By Matt Singer
[Photo: “Interview,” Sony Pictures Classics, 2007]
A good interview should be insightful and revealing. To be sure, the interview in “Interview” isn’t a good one, but it would be nice if the film had a little of those qualities. It does not. The film places us in a room with two characters and their accumulated mishegas but it doesn’t have enough intellectual curiosity about them to keep our attention.
The two characters are Pierre, played by Steve Buscemi, and Katya, played by Sienna Miller. He is a political journalist who has roiled his editor and gotten, in his estimation, a punishment assignment: a profile on an actress of schlocky horror and TV shows. He shows up to the Meatpacking District restaurant where they’re meeting in a surly mood, not caring even to feign interest in her or her work. She reacts, appropriately, with disgust, and so the interview ends before it has begun. The screenplay by Buscemi (who is also the film’s director) and David Schecter, from an original film directed by the late Theo van Gogh and writer Theodor Holman, is particularly effective in this scene, pointing out the sheer size of the divide between our protagonists: Pierre is scolded for daring to use his cell phone while waiting for Katya; Katya uses hers and the maître d’ gives her a better table.
So far, so good but only so far. A more interesting and honest movie may have followed Buscemi’s character as he tries to write something based on the non-interview. I was reminded of a recent episode of “This American Life” that told the story of a young journalist thrust into an assignment for which she was unprepared, and the international uproar her article which she invented after her interview went awry sparked. But here a contrivance pushes Pierre and Katya back together, and then one after another keeps them that way. The two adjourn to her beautiful loft where they continue their arguments, get drunk, get high, reveal dark secrets about themselves and, most unbelievably, nearly have sex. Good or bad, it is in an interview, and it should feel at least a little spontaneous. Unfortunately, once the action shifts to Katya’s turf, “Interview” feels predetermined by its writers rather than by the actions or feelings of the characters.
The film has several points to make, about the media’s self-fulfilling poor opinion of young starlets and the inherent untrustworthiness of anything you might read in a newspaper or magazine. To the degree that they come across loud and clear, it is successful. But the two people used by Buscemi and Schecter to make those points aren’t particularly watchable, and neither is the no-frills way in which Buscemi stages the action.

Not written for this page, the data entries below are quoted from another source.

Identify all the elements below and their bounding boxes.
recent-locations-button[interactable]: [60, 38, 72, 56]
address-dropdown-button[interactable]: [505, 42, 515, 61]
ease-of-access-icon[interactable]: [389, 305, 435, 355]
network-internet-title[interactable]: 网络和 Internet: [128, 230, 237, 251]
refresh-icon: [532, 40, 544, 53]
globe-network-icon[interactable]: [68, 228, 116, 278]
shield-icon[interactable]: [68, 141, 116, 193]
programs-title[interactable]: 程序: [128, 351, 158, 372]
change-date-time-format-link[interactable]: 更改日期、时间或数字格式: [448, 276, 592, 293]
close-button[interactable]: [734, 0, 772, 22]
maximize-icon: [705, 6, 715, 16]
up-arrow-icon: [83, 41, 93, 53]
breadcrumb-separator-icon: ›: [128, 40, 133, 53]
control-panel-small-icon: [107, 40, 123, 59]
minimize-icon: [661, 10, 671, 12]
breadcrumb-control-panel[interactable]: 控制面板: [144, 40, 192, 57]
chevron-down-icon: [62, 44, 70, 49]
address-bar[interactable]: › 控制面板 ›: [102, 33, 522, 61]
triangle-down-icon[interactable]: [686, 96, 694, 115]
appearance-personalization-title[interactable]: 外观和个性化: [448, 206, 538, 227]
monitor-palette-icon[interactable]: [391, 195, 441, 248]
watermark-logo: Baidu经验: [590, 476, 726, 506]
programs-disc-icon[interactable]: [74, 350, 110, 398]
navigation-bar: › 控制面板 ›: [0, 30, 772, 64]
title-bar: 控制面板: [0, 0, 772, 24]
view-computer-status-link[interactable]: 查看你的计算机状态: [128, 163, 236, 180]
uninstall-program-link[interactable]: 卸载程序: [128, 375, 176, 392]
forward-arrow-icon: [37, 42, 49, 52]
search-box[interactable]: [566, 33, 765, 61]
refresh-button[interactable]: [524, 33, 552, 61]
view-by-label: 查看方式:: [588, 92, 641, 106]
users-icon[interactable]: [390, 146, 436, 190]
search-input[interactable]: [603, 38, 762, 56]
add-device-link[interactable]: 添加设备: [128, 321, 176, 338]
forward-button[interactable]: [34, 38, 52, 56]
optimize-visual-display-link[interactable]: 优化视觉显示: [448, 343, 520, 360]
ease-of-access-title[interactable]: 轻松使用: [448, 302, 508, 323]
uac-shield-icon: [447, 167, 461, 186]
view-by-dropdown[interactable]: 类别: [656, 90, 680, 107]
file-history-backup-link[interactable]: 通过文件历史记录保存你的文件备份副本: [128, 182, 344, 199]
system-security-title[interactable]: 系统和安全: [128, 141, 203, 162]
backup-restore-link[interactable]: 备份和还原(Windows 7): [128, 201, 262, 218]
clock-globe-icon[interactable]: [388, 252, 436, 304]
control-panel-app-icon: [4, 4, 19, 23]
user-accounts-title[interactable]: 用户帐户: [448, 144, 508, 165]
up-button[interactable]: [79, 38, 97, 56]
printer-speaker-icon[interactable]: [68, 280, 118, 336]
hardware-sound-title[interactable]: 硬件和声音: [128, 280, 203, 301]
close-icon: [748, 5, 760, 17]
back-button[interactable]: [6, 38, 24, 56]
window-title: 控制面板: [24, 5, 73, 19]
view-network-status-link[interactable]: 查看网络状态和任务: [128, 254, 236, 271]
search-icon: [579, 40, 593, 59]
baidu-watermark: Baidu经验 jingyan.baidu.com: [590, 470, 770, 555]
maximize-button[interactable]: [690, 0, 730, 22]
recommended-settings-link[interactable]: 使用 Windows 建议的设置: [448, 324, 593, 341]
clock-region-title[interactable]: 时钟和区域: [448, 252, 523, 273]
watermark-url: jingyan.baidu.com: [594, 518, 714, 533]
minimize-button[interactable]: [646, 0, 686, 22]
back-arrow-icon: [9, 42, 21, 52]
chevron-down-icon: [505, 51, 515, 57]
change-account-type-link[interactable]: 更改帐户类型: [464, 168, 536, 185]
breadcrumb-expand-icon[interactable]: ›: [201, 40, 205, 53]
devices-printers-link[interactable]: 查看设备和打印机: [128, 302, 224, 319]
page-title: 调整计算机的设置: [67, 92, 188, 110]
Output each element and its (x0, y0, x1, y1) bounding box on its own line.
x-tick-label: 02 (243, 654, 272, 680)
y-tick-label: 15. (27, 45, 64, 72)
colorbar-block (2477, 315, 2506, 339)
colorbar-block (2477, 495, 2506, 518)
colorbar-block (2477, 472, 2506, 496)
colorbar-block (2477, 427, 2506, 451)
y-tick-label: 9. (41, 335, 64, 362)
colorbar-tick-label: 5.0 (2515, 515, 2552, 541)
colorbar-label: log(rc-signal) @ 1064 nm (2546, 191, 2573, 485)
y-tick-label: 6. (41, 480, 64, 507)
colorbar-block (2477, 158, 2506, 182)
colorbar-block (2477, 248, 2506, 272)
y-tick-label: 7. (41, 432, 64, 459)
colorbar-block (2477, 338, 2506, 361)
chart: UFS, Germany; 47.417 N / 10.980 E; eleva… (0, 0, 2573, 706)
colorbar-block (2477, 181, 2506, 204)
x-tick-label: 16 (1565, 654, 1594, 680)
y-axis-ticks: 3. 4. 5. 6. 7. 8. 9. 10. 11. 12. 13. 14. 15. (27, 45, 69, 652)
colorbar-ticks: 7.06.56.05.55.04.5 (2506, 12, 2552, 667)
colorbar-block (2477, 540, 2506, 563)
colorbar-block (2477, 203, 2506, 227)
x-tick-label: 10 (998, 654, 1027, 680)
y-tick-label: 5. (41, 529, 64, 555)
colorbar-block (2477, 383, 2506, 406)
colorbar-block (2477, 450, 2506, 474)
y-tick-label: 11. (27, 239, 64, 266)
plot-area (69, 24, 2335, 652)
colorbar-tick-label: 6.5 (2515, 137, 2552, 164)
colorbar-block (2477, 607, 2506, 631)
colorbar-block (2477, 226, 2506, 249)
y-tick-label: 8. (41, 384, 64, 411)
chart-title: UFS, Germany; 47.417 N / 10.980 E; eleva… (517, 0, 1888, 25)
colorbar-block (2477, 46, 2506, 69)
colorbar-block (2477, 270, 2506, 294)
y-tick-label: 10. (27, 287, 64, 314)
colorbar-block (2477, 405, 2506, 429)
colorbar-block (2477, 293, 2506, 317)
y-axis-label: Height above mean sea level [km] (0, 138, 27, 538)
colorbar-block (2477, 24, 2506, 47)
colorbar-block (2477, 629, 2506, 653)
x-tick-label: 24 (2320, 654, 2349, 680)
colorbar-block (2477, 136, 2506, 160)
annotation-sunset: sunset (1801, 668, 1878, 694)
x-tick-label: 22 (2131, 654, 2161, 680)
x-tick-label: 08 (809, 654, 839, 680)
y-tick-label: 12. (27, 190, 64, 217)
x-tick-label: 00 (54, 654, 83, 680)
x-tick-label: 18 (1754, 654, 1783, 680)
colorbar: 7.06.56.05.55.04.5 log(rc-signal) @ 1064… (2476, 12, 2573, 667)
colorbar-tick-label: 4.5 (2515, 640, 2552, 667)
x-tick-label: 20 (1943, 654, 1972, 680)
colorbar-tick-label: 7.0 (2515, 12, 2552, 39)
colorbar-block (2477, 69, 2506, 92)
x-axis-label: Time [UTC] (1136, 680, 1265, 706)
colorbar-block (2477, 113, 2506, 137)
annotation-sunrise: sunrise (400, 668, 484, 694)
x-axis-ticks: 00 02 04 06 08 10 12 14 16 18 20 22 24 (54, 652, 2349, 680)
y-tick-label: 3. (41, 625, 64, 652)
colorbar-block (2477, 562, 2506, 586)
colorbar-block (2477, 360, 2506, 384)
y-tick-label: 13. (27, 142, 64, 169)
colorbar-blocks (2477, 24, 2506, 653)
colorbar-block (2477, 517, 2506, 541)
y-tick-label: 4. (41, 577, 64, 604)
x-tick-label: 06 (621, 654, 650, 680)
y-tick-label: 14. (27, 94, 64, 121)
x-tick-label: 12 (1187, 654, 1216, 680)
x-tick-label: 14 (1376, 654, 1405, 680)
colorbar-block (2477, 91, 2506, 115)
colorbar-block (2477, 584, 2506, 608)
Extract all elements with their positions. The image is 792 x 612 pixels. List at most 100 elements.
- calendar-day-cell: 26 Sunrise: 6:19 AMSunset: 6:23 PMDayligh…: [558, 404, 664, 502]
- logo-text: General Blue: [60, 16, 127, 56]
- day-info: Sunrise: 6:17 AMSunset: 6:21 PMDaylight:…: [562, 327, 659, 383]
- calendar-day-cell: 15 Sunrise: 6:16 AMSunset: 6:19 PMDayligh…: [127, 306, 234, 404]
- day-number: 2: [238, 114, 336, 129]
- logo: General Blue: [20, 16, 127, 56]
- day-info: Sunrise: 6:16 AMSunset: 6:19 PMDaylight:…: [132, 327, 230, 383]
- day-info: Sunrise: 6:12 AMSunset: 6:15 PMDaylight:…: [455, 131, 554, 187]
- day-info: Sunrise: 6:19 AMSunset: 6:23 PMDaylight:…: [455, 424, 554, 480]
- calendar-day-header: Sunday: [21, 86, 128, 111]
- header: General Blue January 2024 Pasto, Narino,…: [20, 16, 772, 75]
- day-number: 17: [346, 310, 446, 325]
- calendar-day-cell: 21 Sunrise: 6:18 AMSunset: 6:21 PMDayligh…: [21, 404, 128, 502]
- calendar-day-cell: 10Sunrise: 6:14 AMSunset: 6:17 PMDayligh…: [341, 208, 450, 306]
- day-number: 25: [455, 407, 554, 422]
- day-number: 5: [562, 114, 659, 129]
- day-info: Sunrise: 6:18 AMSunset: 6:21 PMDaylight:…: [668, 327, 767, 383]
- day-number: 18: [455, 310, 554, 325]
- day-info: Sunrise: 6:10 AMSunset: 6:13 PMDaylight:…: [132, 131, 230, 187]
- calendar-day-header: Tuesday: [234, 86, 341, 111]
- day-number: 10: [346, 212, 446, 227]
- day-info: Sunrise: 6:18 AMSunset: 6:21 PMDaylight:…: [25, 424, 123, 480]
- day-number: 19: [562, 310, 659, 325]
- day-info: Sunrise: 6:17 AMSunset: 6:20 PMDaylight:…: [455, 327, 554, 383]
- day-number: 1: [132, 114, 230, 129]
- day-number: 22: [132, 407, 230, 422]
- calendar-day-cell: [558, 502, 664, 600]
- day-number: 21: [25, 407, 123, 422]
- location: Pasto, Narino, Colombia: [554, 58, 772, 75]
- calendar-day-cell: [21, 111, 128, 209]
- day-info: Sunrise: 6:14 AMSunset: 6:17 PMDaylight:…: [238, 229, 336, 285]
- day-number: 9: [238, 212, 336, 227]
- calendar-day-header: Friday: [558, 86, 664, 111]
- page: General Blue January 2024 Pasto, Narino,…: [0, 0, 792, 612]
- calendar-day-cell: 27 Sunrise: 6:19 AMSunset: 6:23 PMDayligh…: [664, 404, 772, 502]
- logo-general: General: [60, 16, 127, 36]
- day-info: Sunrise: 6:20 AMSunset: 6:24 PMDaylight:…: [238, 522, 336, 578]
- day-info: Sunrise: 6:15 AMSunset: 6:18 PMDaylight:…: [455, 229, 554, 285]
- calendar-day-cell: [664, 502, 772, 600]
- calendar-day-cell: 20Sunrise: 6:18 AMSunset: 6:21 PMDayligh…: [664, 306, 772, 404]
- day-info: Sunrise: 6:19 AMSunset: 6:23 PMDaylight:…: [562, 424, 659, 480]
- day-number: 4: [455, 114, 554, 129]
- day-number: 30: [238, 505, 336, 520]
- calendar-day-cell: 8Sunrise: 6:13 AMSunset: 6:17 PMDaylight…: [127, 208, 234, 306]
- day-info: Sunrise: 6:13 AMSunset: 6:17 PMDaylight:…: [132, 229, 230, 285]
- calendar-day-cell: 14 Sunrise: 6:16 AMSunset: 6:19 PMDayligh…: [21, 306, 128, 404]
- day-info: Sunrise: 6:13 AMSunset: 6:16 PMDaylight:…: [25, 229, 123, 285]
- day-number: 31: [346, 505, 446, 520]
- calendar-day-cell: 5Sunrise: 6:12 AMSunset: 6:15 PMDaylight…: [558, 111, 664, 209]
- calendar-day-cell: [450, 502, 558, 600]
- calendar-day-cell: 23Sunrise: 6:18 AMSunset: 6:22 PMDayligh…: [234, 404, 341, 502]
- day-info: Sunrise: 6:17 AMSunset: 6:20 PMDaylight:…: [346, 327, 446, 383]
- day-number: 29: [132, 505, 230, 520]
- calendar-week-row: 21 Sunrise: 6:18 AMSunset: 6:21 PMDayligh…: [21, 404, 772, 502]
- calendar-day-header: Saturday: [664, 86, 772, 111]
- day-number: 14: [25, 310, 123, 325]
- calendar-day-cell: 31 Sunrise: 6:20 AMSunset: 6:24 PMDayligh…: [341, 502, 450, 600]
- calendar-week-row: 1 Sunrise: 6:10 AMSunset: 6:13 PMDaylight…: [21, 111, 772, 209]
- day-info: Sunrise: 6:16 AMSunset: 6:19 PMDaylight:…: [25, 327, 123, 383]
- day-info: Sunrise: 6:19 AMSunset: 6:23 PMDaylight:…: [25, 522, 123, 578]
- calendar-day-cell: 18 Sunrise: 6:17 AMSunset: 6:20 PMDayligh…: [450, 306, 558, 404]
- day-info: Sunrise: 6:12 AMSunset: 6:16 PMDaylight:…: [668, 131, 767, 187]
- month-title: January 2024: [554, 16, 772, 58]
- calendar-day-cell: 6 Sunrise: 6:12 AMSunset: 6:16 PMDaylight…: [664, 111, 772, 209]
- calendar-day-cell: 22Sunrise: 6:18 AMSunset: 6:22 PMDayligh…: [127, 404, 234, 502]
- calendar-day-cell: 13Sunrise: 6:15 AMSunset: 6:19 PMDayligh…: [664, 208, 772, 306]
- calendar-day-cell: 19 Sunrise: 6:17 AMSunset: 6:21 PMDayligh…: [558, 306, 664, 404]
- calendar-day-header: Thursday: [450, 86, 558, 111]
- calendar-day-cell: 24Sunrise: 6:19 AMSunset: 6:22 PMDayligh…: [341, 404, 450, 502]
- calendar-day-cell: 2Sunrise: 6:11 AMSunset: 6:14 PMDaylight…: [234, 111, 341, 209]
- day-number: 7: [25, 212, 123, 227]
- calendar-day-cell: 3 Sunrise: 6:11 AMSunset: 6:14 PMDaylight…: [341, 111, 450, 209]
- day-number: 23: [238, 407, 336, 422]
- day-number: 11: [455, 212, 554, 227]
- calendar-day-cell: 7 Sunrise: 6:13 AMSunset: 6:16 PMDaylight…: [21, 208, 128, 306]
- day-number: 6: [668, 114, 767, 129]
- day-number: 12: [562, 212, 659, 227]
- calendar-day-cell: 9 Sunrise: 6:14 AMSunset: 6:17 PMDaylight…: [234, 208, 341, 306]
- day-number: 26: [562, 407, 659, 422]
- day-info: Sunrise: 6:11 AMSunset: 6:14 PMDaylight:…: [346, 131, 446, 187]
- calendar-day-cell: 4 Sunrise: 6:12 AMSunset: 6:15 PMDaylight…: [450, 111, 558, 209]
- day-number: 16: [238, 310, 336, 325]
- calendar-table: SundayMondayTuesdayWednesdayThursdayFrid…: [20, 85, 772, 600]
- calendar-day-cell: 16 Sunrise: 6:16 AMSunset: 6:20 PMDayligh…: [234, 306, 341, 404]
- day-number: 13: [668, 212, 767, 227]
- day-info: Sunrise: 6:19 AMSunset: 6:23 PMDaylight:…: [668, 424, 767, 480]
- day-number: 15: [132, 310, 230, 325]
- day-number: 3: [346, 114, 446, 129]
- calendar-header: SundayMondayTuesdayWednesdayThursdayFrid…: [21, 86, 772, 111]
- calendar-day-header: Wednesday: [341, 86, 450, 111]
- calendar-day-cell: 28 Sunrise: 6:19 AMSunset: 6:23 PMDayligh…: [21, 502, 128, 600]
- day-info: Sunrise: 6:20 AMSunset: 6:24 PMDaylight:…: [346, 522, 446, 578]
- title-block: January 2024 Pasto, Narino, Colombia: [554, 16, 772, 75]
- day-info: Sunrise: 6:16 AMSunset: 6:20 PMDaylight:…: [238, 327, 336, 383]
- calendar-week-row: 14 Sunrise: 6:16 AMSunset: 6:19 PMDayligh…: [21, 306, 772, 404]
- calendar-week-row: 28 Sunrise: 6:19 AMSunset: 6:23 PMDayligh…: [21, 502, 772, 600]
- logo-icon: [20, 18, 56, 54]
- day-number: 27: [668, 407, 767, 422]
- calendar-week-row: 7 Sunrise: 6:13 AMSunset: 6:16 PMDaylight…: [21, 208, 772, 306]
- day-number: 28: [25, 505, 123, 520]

We’re left, then, to focus on what Pierre and Katya say and do, and that too feels forced by an unseen hand. Through the final act the two compete in a weird form of tragedy oneupsmanship (“My father’s dead!” “Oh yeah? Well, I am diseased!”), while the writing gets even more ungainly. “I want to know what’s haunting you!” Buscemi pleads, “Because I’m haunted too.” With that sort of material, no wonder Pierre got stuck with this gig.
With just two actors onscreen for most of the runtime, there is plenty of time to ponder their impact, particularly Miller, who continues to get cast in big parts and continues to fail to deliver in them. She’s a master of accents, but not of acting. As her slinky turns in “Layer Cake” and “Alfie” attest; the camera loves her. But her performances are all waterworks and screaming without the underlying emotional core, flashy but empty. We see her going through these personal upheavals but we don’t believe they’re actually happening to her.
Ultimately, “Interview” comes down to this: it is a movie about two people in a room. The people aren’t terribly interesting, but, boy, what a room. Under other circumstances, I could see a great movie taking place there.
“Interview” opens in limited release on July 13th (official site).